Despite the repeal of the MCCA, the overall lesson is clear: Benefits, once granted, are politically difficult (if not impossible) to withdraw.

But the threat the GOP is using is equally if not more unpalatable--and unrealistic. The president is not about to undermine his own signature legislative achievement, so installing it as a demand in the delicate arguments over funding the government or increasing the debt ceiling is and has to be a non-starter.

While in the second quarter, the impact of budget cuts under sequester appears to have been a non-event as the economy grew more than twice as fast as the previous pre-sequester quarter, that result cannot be sustained. Virtually every aspect of life will be affected if the government shuts down entirely: Veterans will go untreated at VA hospitals, which have only recently begun to right a foundering ship; food and drug inspections will end abruptly, as will monitoring of air and water quality, and even a relaxing visit to a national park will be impossible.

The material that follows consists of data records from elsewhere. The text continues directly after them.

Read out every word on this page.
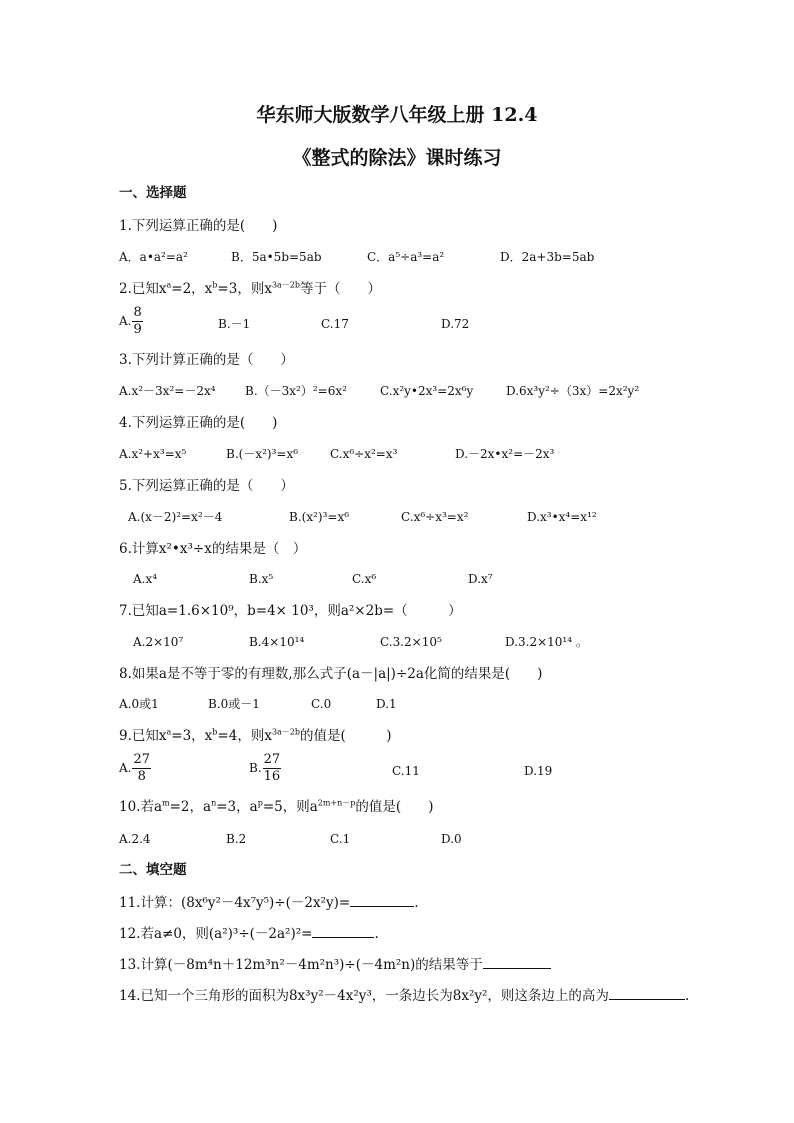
华东师大版数学八年级上册 12.4
《整式的除法》课时练习
一、选择题
1.下列运算正确的是(　　)
A．a•a²=a²	B．5a•5b=5ab	C．a⁵÷a³=a²	D．2a+3b=5ab
2.已知$x^a=2$，$x^b=3$，则$x^{3a-2b}$等于（　　）
A. $\frac{8}{9}$	B.－1	C.17	D.72
3.下列计算正确的是（　　）
A.x²－3x²=－2x⁴ B.（－3x²）²=6x²	C.x²y•2x³=2x⁶y	D.6x³y²÷（3x）=2x²y²
4.下列运算正确的是(　　)
A.x²+x³=x⁵	B.(－x²)³=x⁶	C.x⁶÷x²=x³	D.－2x•x²=－2x³
5.下列运算正确的是（　　）
A.(x－2)²=x²－4	B.(x²)³=x⁶	C.x⁶÷x³=x²	D.x³•x⁴=x¹²
6.计算x²•x³÷x的结果是（　）
A.x⁴	B.x⁵	C.x⁶	D.x⁷
7.已知a=1.6×10⁹，b=4× 10³，则a²×2b=（　　　）
A.2×10⁷	B.4×10¹⁴	C.3.2×10⁵	D.3.2×10¹⁴ 。
8.如果a是不等于零的有理数,那么式子(a－|a|)÷2a化简的结果是(　　)
A.0或1	B.0或－1	C.0	D.1
9.已知$x^a=3$，$x^b=4$，则$x^{3a-2b}$的值是(　　　)
A. $\frac{27}{8}$	B. $\frac{27}{16}$	C.11	D.19
10.若$a^m=2$，$a^n=3$，$a^p=5$，则$a^{2m+n-p}$的值是(　　)
A.2.4	B.2	C.1	D.0
二、填空题
11.计算：(8x⁶y²－4x⁷y⁵)÷(－2x²y)=	.
12.若a≠0，则(a²)³÷(－2a²)²=	.
13.计算(－8m⁴n＋12m³n²－4m²n³)÷(－4m²n)的结果等于
14.已知一个三角形的面积为8x³y²－4x²y³，一条边长为8x²y²，则这条边上的高为	.
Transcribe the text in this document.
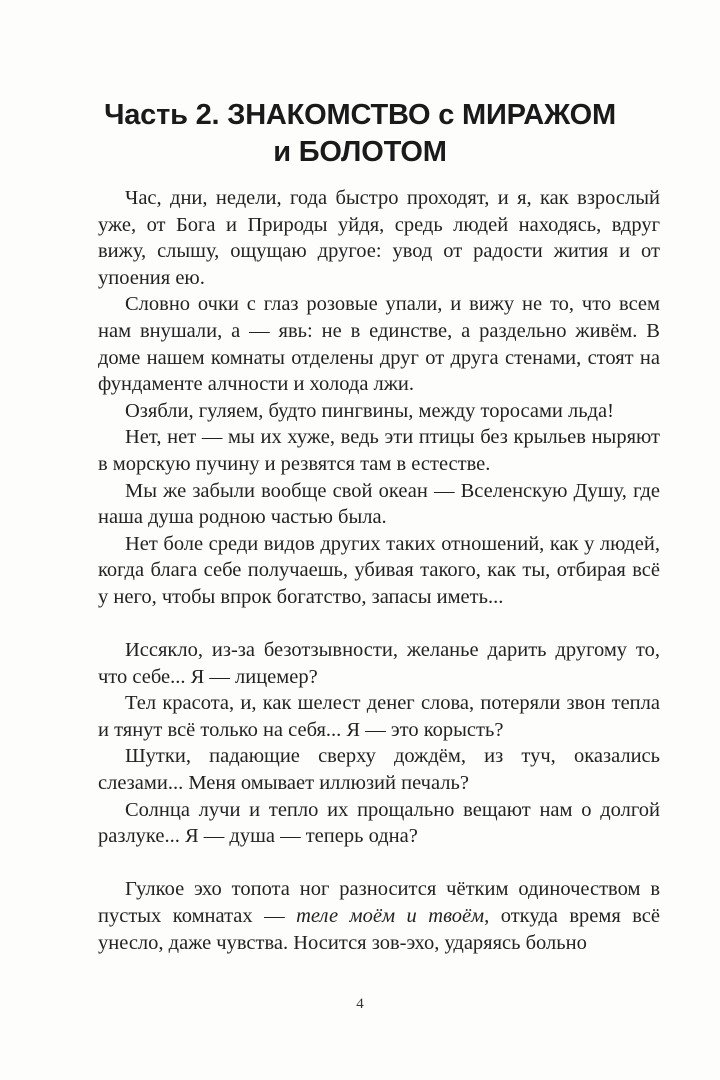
Часть 2. ЗНАКОМСТВО с МИРАЖОМ
и БОЛОТОМ

Час, дни, недели, года быстро проходят, и я, как взрослый уже, от Бога и Природы уйдя, средь людей находясь, вдруг вижу, слышу, ощущаю другое: увод от радости жития и от упоения ею.

Словно очки с глаз розовые упали, и вижу не то, что всем нам внушали, а — явь: не в единстве, а раздельно живём. В доме нашем комнаты отделены друг от друга стенами, стоят на фундаменте алчности и холода лжи.

Озябли, гуляем, будто пингвины, между торосами льда!

Нет, нет — мы их хуже, ведь эти птицы без крыльев ныряют в морскую пучину и резвятся там в естестве.

Мы же забыли вообще свой океан — Вселенскую Душу, где наша душа родною частью была.

Нет боле среди видов других таких отношений, как у людей, когда блага себе получаешь, убивая такого, как ты, отбирая всё у него, чтобы впрок богатство, запасы иметь...

Иссякло, из-за безотзывности, желанье дарить другому то, что себе... Я — лицемер?

Тел красота, и, как шелест денег слова, потеряли звон тепла и тянут всё только на себя... Я — это корысть?

Шутки, падающие сверху дождём, из туч, оказались слезами... Меня омывает иллюзий печаль?

Солнца лучи и тепло их прощально вещают нам о долгой разлуке... Я — душа — теперь одна?

Гулкое эхо топота ног разносится чётким одиночеством в пустых комнатах — теле моём и твоём, откуда время всё унесло, даже чувства. Носится зов-эхо, ударяясь больно

4
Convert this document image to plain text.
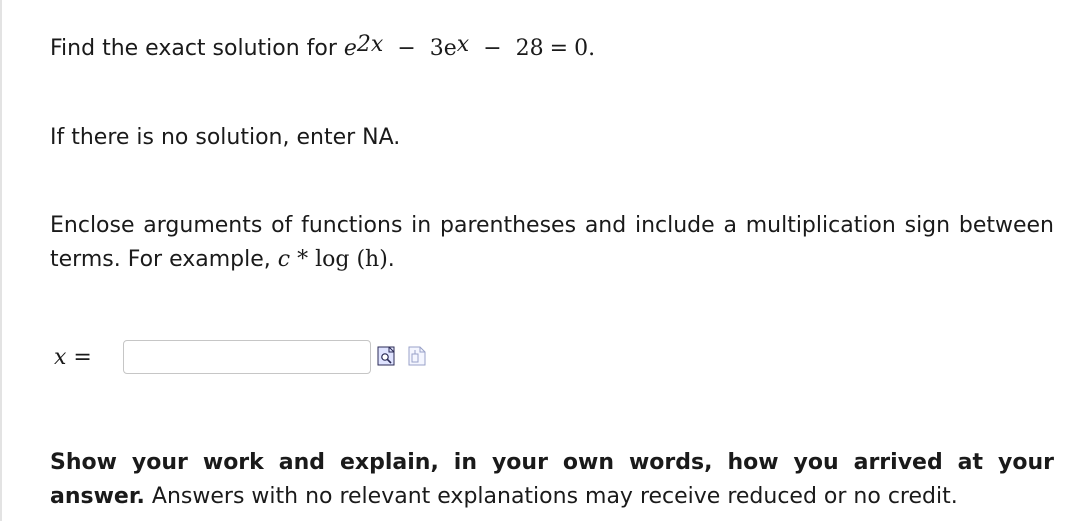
Find the exact solution for $e^{2x} - 3e^x - 28 = 0$.

If there is no solution, enter NA.

Enclose arguments of functions in parentheses and include a multiplication sign between terms. For example, c * log (h).

x =

Show your work and explain, in your own words, how you arrived at your answer. Answers with no relevant explanations may receive reduced or no credit.
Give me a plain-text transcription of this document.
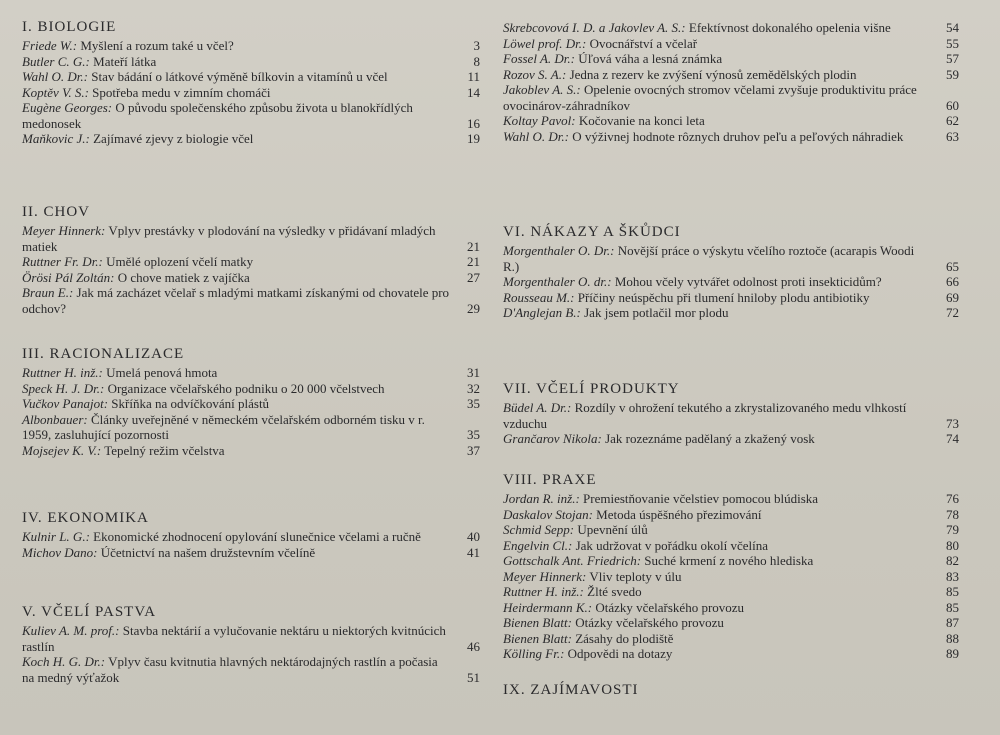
I. BIOLOGIE
Friede W.: Myšlení a rozum také u včel?	3
Butler C. G.: Mateří látka	8
Wahl O. Dr.: Stav bádání o látkové výměně bílkovin a vitamínů u včel	11
Koptěv V. S.: Spotřeba medu v zimním chomáči	14
Eugène Georges: O původu společenského způsobu života u blanokřídlých medonosek	16
Maňkovic J.: Zajímavé zjevy z biologie včel	19
II. CHOV
Meyer Hinnerk: Vplyv prestávky v plodování na výsledky v přidávaní mladých matiek	21
Ruttner Fr. Dr.: Umělé oplození včelí matky	21
Örösi Pál Zoltán: O chove matiek z vajíčka	27
Braun E.: Jak má zacházet včelař s mladými matkami získanými od chovatele pro odchov?	29
III. RACIONALIZACE
Ruttner H. inž.: Umelá penová hmota	31
Speck H. J. Dr.: Organizace včelařského podniku o 20 000 včelstvech	32
Vučkov Panajot: Skříňka na odvíčkování plástů	35
Albonbauer: Články uveřejněné v německém včelařském odborném tisku v r. 1959, zasluhující pozornosti	35
Mojsejev K. V.: Tepelný režim včelstva	37
IV. EKONOMIKA
Kulnir L. G.: Ekonomické zhodnocení opylování slunečnice včelami a ručně	40
Michov Dano: Účetnictví na našem družstevním včelíně	41
V. VČELÍ PASTVA
Kuliev A. M. prof.: Stavba nektárií a vylučovanie nektáru u niektorých kvitnúcich rastlín	46
Koch H. G. Dr.: Vplyv času kvitnutia hlavných nektárodajných rastlín a počasia na medný výťažok	51
Skrebcovová I. D. a Jakovlev A. S.: Efektívnost dokonalého opelenia višne	54
Löwel prof. Dr.: Ovocnářství a včelař	55
Fossel A. Dr.: Úľová váha a lesná známka	57
Rozov S. A.: Jedna z rezerv ke zvýšení výnosů zemědělských plodin	59
Jakoblev A. S.: Opelenie ovocných stromov včelami zvyšuje produktivitu práce ovocinárov-záhradníkov	60
Koltay Pavol: Kočovanie na konci leta	62
Wahl O. Dr.: O výživnej hodnote rôznych druhov peľu a peľových náhradiek	63
VI. NÁKAZY A ŠKŮDCI
Morgenthaler O. Dr.: Novější práce o výskytu včelího roztoče (acarapis Woodi R.)	65
Morgenthaler O. dr.: Mohou včely vytvářet odolnost proti insekticidům?	66
Rousseau M.: Příčiny neúspěchu při tlumení hniloby plodu antibiotiky	69
D'Anglejan B.: Jak jsem potlačil mor plodu	72
VII. VČELÍ PRODUKTY
Büdel A. Dr.: Rozdíly v ohrožení tekutého a zkrystalizovaného medu vlhkostí vzduchu	73
Grančarov Nikola: Jak rozeznáme padělaný a zkažený vosk	74
VIII. PRAXE
Jordan R. inž.: Premiestňovanie včelstiev pomocou blúdiska	76
Daskalov Stojan: Metoda úspěšného přezimování	78
Schmid Sepp: Upevnění úlů	79
Engelvin Cl.: Jak udržovat v pořádku okolí včelína	80
Gottschalk Ant. Friedrich: Suché krmení z nového hlediska	82
Meyer Hinnerk: Vliv teploty v úlu	83
Ruttner H. inž.: Žlté svedo	85
Heirdermann K.: Otázky včelařského provozu	85
Bienen Blatt: Otázky včelařského provozu	87
Bienen Blatt: Zásahy do plodiště	88
Kölling Fr.: Odpovědi na dotazy	89
IX. ZAJÍMAVOSTI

The debate over the PPACA has a direct impact on the housing industry by removing or at least mitigating one of the factors often cited for mortgage defaults: unexpected medical bills.

Beyond that, the necessary borrowing--to pay for items already purchased--will be impossible. Think of refusing to pay your credit bill and then trying to use it.

To be sure, achieving legislation in contentious Washington requires compromise. However, putting the fiscal future of the country at risk for an unachievable goal is not compromise. It is folly.